Vacation forms are critical for U. S. employers who provide their employees with paid or unpaid time off. They’re a great way to keep track of approved vacations and prevent disagreements between employees regarding who requested a holiday week off first.
Most U.S. employers require that employees schedule vacations in advance. Many use vacation request forms. The form provides an objective record of the dates the employee is requesting off, and when they made the request. Many employers can only approve a few vacation requests for a particular week, to ensure that their businesses are adequately staffed.
The vacation forms allow employers to track employee vacation requests. A vacation calendar is also convenient, to get an overview of staffing.
U.S. law does not require paid vacation time. The Fair Labor Standards Act, which established minimum wage and overtime provisions, includes no mention of vacation or holiday time. According to the U.S. Department of Labor, “Employers don’t have to pay employees for time off.”
In fact, U.S. employers don’t even have to offer unpaid vacation time.

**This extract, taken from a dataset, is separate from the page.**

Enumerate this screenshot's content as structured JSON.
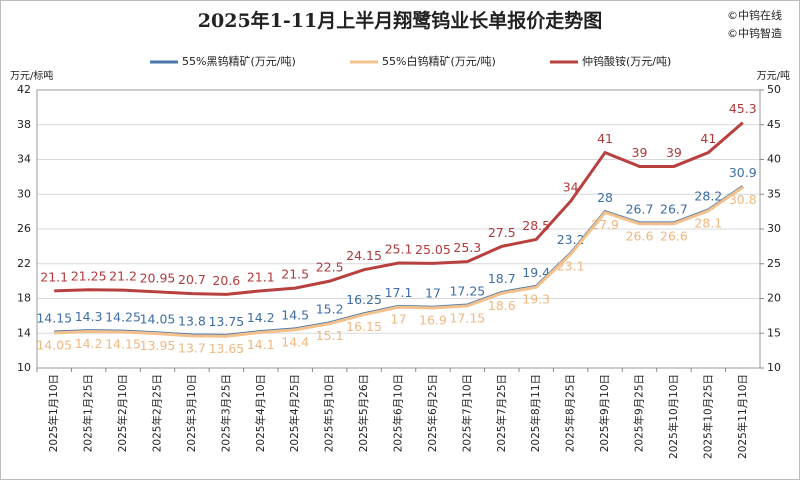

Vacation policies are strictly voluntary for employers, but many offer it as a benefit to attract and keep top quality employees.
If employers do offer vacation pay, then they must apply the vacation rules fairly, based on the employee handbook or written policies. Employers who administer vacation policies unfairly run the risk of lawsuits by disgruntled employees.
Some employers choose to shut down operations entirely for a week or longer, giving every employee vacation at the same time. This is most common in restaurants and factories, but may occur in other businesses such as a dental practice. In a few states, including New Hampshire, employees who are forced to take unpaid time off during such a closure are entitled to unemployment insurance. On the other hand, the state of Georgia specifically prohibits employees in unpaid vacation closures from collecting unemployment insurance payments.